FX exposure went to zero. The amount locked in reais at purchase eliminates any dollar variation.
The Numbers
| Metric | Before | After |
|---|---|---|
| Annual international software cost | R$2,000,000 | R$1,800,000 |
| Annual savings | -- | R$200,000 (-10%) |
| Tax management time | 20 hours/month | 2 hours/month |
| FX exposure | 100% | 0% |
| Payment | International invoice in USD | Bank slip/Pix in BRL |
| Tax credit activated | None | PIS/COFINS + IRPJ/CSLL |
The 10% composition is entirely fiscal. Of the R$200,000 saved, 65% comes from activating PIS/COFINS credits and IRPJ/CSLL deductions. 35% comes from eliminating the tourist FX spread and the exchange rate efficiency. Not one cent came from a commercial discount.
Operational savings add another R$25,920 per year: 18 monthly hours freed at an average cost of R$120/hour for senior finance and tax professionals. Before the migration, each international contract generated 4 to 6 distinct accounting entries per month. After, exactly 1.
The 10% is recurring. It is not a first-purchase gain. It is a structural gain, month after month, as long as the contract is active.
What Changes Day to Day
The savings are tangible. But they are not the only gain.
Approval. The payment cycle dropped from 5 days to under 24 hours. The IT manager receives an NF-e in reais, approves it in the accounts payable system, and finance settles it via Pix. Compliance is automatic: the invoice arrives with correct taxation, without manual estimates of IRRF, PIS/COFINS, or IOF.
Reconciliation. Each international contract that previously generated fragmented entries across four different accounting lines now generates a single entry, in reais, with explicit taxes and automatically provisioned credits. The ERP reads the NF-e and classifies everything. The software cost management report, which depended on three parallel spreadsheets, comes directly from the accounting system.
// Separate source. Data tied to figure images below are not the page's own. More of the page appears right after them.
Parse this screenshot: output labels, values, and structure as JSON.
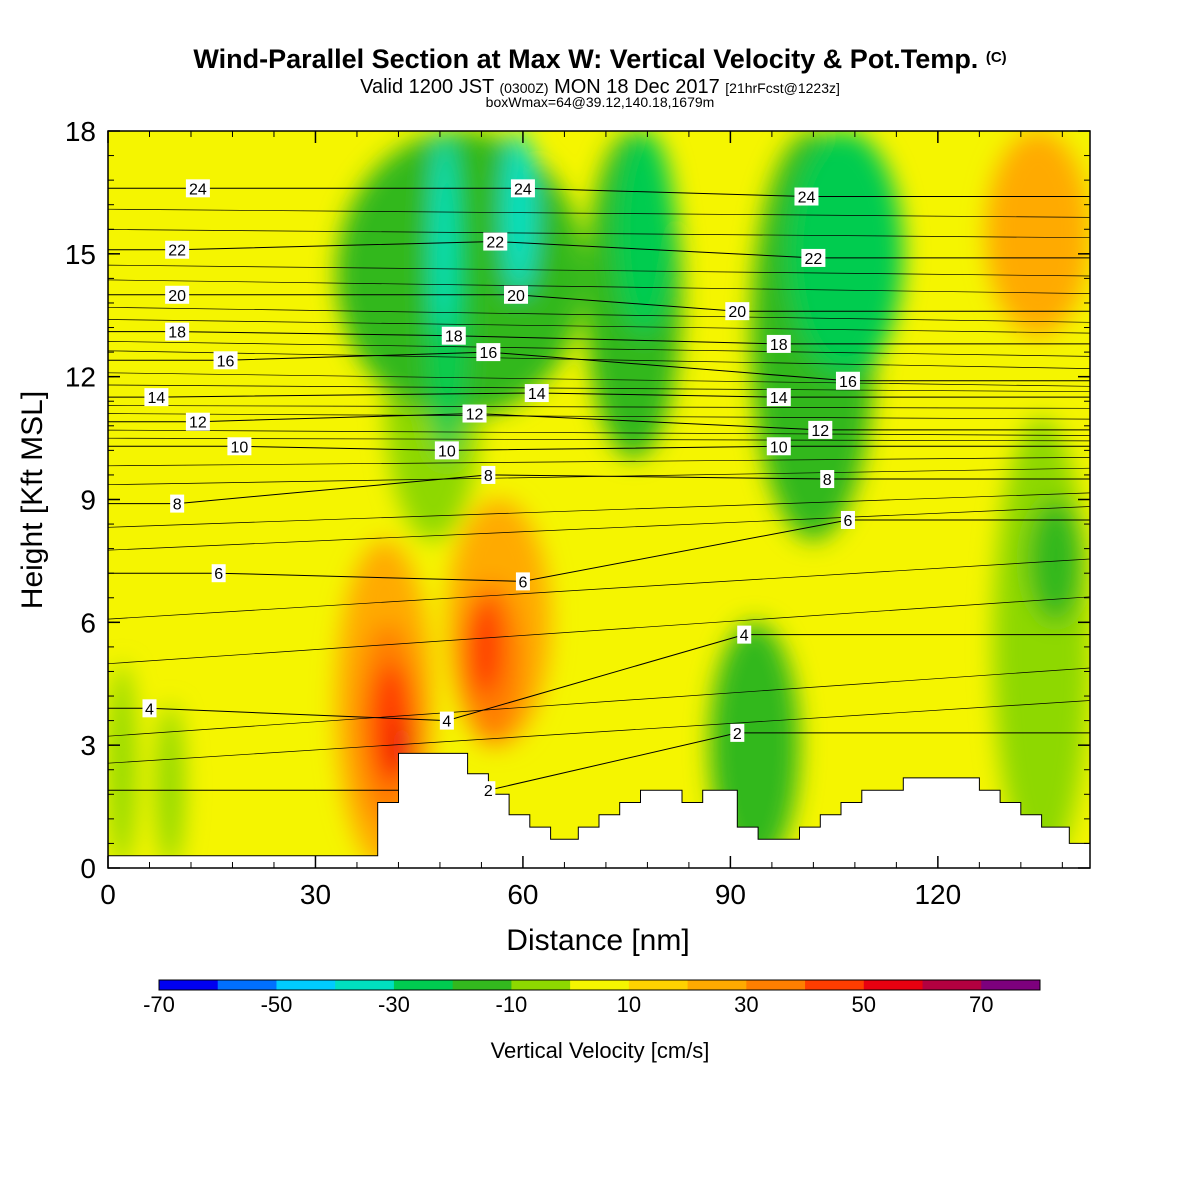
{
  "header": {
    "title_main": "Wind-Parallel Section at Max W: Vertical Velocity & Pot.Temp.",
    "title_copyright": "(C)",
    "subtitle_pre": "Valid 1200 JST",
    "subtitle_utc": "(0300Z)",
    "subtitle_mid": "MON 18 Dec 2017",
    "subtitle_fcst": "[21hrFcst@1223z]",
    "box_info": "boxWmax=64@39.12,140.18,1679m"
  },
  "chart_data": {
    "type": "heatmap",
    "xlabel": "Distance [nm]",
    "ylabel": "Height [Kft MSL]",
    "xlim": [
      0,
      142
    ],
    "ylim": [
      0,
      18
    ],
    "x_ticks": [
      "0",
      "30",
      "60",
      "90",
      "120"
    ],
    "y_ticks": [
      "0",
      "3",
      "6",
      "9",
      "12",
      "15",
      "18"
    ],
    "colorbar": {
      "label": "Vertical Velocity [cm/s]",
      "bins": [
        -70,
        -60,
        -50,
        -40,
        -30,
        -20,
        -10,
        0,
        10,
        20,
        30,
        40,
        50,
        60,
        70,
        80
      ],
      "colors": [
        "#0000f0",
        "#0070ff",
        "#00ccff",
        "#00e0c0",
        "#00cc50",
        "#33b81e",
        "#8ed800",
        "#f5f500",
        "#ffd200",
        "#ffaa00",
        "#ff7f00",
        "#ff3d00",
        "#e80010",
        "#b30040",
        "#7d007d"
      ],
      "tick_labels": [
        "-70",
        "-50",
        "-30",
        "-10",
        "10",
        "30",
        "50",
        "70"
      ]
    },
    "velocity_cells": [
      {
        "x": [
          0,
          4
        ],
        "y": [
          0,
          5
        ],
        "value": -5
      },
      {
        "x": [
          7,
          11
        ],
        "y": [
          0,
          4
        ],
        "value": -5
      },
      {
        "x": [
          33,
          47
        ],
        "y": [
          0,
          8
        ],
        "value": 25
      },
      {
        "x": [
          36,
          45
        ],
        "y": [
          1,
          6
        ],
        "value": 35
      },
      {
        "x": [
          38,
          44
        ],
        "y": [
          2,
          5
        ],
        "value": 45
      },
      {
        "x": [
          41,
          44
        ],
        "y": [
          2.3,
          3.6
        ],
        "value": 55
      },
      {
        "x": [
          49,
          64
        ],
        "y": [
          3,
          9
        ],
        "value": 25
      },
      {
        "x": [
          51,
          60
        ],
        "y": [
          3,
          7
        ],
        "value": 35
      },
      {
        "x": [
          52,
          57
        ],
        "y": [
          4.2,
          6.6
        ],
        "value": 45
      },
      {
        "x": [
          40,
          54
        ],
        "y": [
          8,
          15
        ],
        "value": -5
      },
      {
        "x": [
          33,
          69
        ],
        "y": [
          11,
          18
        ],
        "value": -15
      },
      {
        "x": [
          46,
          52
        ],
        "y": [
          10,
          18
        ],
        "value": -25
      },
      {
        "x": [
          47,
          50
        ],
        "y": [
          13,
          18
        ],
        "value": -35
      },
      {
        "x": [
          57,
          62
        ],
        "y": [
          14,
          18
        ],
        "value": -35
      },
      {
        "x": [
          69,
          83
        ],
        "y": [
          10,
          18
        ],
        "value": -15
      },
      {
        "x": [
          73,
          82
        ],
        "y": [
          13,
          18
        ],
        "value": -25
      },
      {
        "x": [
          87,
          100
        ],
        "y": [
          0,
          6
        ],
        "value": -15
      },
      {
        "x": [
          93,
          111
        ],
        "y": [
          8,
          18
        ],
        "value": -15
      },
      {
        "x": [
          98,
          115
        ],
        "y": [
          12,
          18
        ],
        "value": -25
      },
      {
        "x": [
          128,
          142
        ],
        "y": [
          0,
          11
        ],
        "value": -10
      },
      {
        "x": [
          133,
          141
        ],
        "y": [
          6,
          9
        ],
        "value": -15
      },
      {
        "x": [
          127,
          142
        ],
        "y": [
          13,
          18
        ],
        "value": 25
      }
    ],
    "theta_labels": [
      {
        "x": 13,
        "y": 16.6,
        "text": "24"
      },
      {
        "x": 60,
        "y": 16.6,
        "text": "24"
      },
      {
        "x": 101,
        "y": 16.4,
        "text": "24"
      },
      {
        "x": 10,
        "y": 15.1,
        "text": "22"
      },
      {
        "x": 56,
        "y": 15.3,
        "text": "22"
      },
      {
        "x": 102,
        "y": 14.9,
        "text": "22"
      },
      {
        "x": 10,
        "y": 14,
        "text": "20"
      },
      {
        "x": 59,
        "y": 14,
        "text": "20"
      },
      {
        "x": 91,
        "y": 13.6,
        "text": "20"
      },
      {
        "x": 10,
        "y": 13.1,
        "text": "18"
      },
      {
        "x": 50,
        "y": 13,
        "text": "18"
      },
      {
        "x": 97,
        "y": 12.8,
        "text": "18"
      },
      {
        "x": 17,
        "y": 12.4,
        "text": "16"
      },
      {
        "x": 55,
        "y": 12.6,
        "text": "16"
      },
      {
        "x": 107,
        "y": 11.9,
        "text": "16"
      },
      {
        "x": 7,
        "y": 11.5,
        "text": "14"
      },
      {
        "x": 62,
        "y": 11.6,
        "text": "14"
      },
      {
        "x": 97,
        "y": 11.5,
        "text": "14"
      },
      {
        "x": 13,
        "y": 10.9,
        "text": "12"
      },
      {
        "x": 53,
        "y": 11.1,
        "text": "12"
      },
      {
        "x": 103,
        "y": 10.7,
        "text": "12"
      },
      {
        "x": 19,
        "y": 10.3,
        "text": "10"
      },
      {
        "x": 49,
        "y": 10.2,
        "text": "10"
      },
      {
        "x": 97,
        "y": 10.3,
        "text": "10"
      },
      {
        "x": 10,
        "y": 8.9,
        "text": "8"
      },
      {
        "x": 55,
        "y": 9.6,
        "text": "8"
      },
      {
        "x": 104,
        "y": 9.5,
        "text": "8"
      },
      {
        "x": 16,
        "y": 7.2,
        "text": "6"
      },
      {
        "x": 60,
        "y": 7,
        "text": "6"
      },
      {
        "x": 107,
        "y": 8.5,
        "text": "6"
      },
      {
        "x": 6,
        "y": 3.9,
        "text": "4"
      },
      {
        "x": 49,
        "y": 3.6,
        "text": "4"
      },
      {
        "x": 92,
        "y": 5.7,
        "text": "4"
      },
      {
        "x": 55,
        "y": 1.9,
        "text": "2"
      },
      {
        "x": 91,
        "y": 3.3,
        "text": "2"
      }
    ],
    "terrain": [
      [
        0,
        0.3
      ],
      [
        39,
        0.3
      ],
      [
        39,
        1.6
      ],
      [
        42,
        1.6
      ],
      [
        42,
        2.8
      ],
      [
        52,
        2.8
      ],
      [
        52,
        2.3
      ],
      [
        55,
        2.3
      ],
      [
        55,
        1.8
      ],
      [
        58,
        1.8
      ],
      [
        58,
        1.3
      ],
      [
        61,
        1.3
      ],
      [
        61,
        1.0
      ],
      [
        64,
        1.0
      ],
      [
        64,
        0.7
      ],
      [
        68,
        0.7
      ],
      [
        68,
        1.0
      ],
      [
        71,
        1.0
      ],
      [
        71,
        1.3
      ],
      [
        74,
        1.3
      ],
      [
        74,
        1.6
      ],
      [
        77,
        1.6
      ],
      [
        77,
        1.9
      ],
      [
        83,
        1.9
      ],
      [
        83,
        1.6
      ],
      [
        86,
        1.6
      ],
      [
        86,
        1.9
      ],
      [
        91,
        1.9
      ],
      [
        91,
        1.0
      ],
      [
        94,
        1.0
      ],
      [
        94,
        0.7
      ],
      [
        100,
        0.7
      ],
      [
        100,
        1.0
      ],
      [
        103,
        1.0
      ],
      [
        103,
        1.3
      ],
      [
        106,
        1.3
      ],
      [
        106,
        1.6
      ],
      [
        109,
        1.6
      ],
      [
        109,
        1.9
      ],
      [
        115,
        1.9
      ],
      [
        115,
        2.2
      ],
      [
        126,
        2.2
      ],
      [
        126,
        1.9
      ],
      [
        129,
        1.9
      ],
      [
        129,
        1.6
      ],
      [
        132,
        1.6
      ],
      [
        132,
        1.3
      ],
      [
        135,
        1.3
      ],
      [
        135,
        1.0
      ],
      [
        139,
        1.0
      ],
      [
        139,
        0.6
      ],
      [
        142,
        0.6
      ],
      [
        142,
        0
      ]
    ]
  }
}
Treasury. FX hedging disappeared. The IT budget is approved in reais and executed in reais. If the dollar rises 10% in a month, ConectCar's software cost does not move one cent.
Compliance. In the direct import model, tax collection is reactive and error-prone: a miscalculated Z Factor, a wrong ISS code, an outdated IRRF withholding rate. In the Nexforce model, the outgoing invoice arrives already validated. Exposure to fiscal risk on international software: zero.
Why This Works for Any Company Buying International Software
The ConectCar case is not an exception. The Brazilian corporate software market is 73% foreign, according to ABES. Most companies operate in the direct import model with full fiscal cost, without activating credits.
The nationalization structure works for any contract size: from a USD 500 monthly license to a USD 500,000 annual enterprise contract. The percentage gain is consistent. Operational complexity disappears with the first processed invoice.
The nationalization of imported software is a four-step process that applies to any Brazilian company. The tax guide for imported software details each tax and how to calculate the real cost of every contract.
FAQ
How long does it take to migrate an international contract to the Nexforce model?
Under 30 days from diagnosis to the first processed invoice. The contract with the international supplier does not change. Nexforce takes over the import and issues the invoice in reais.
Did ConectCar need to switch suppliers?
No. No contract was terminated. No supplier was replaced. The commercial relationship remained identical. The only change was the fiscal structure of the procurement.
Can any company access this model?
Yes. Companies under Lucro Real capture the maximum gain because they activate PIS/COFINS credits and IRPJ/CSLL deductions. Companies under Simples Nacional or Lucro Presumido capture the FX lock, the real-denominated invoice, and the operational simplification.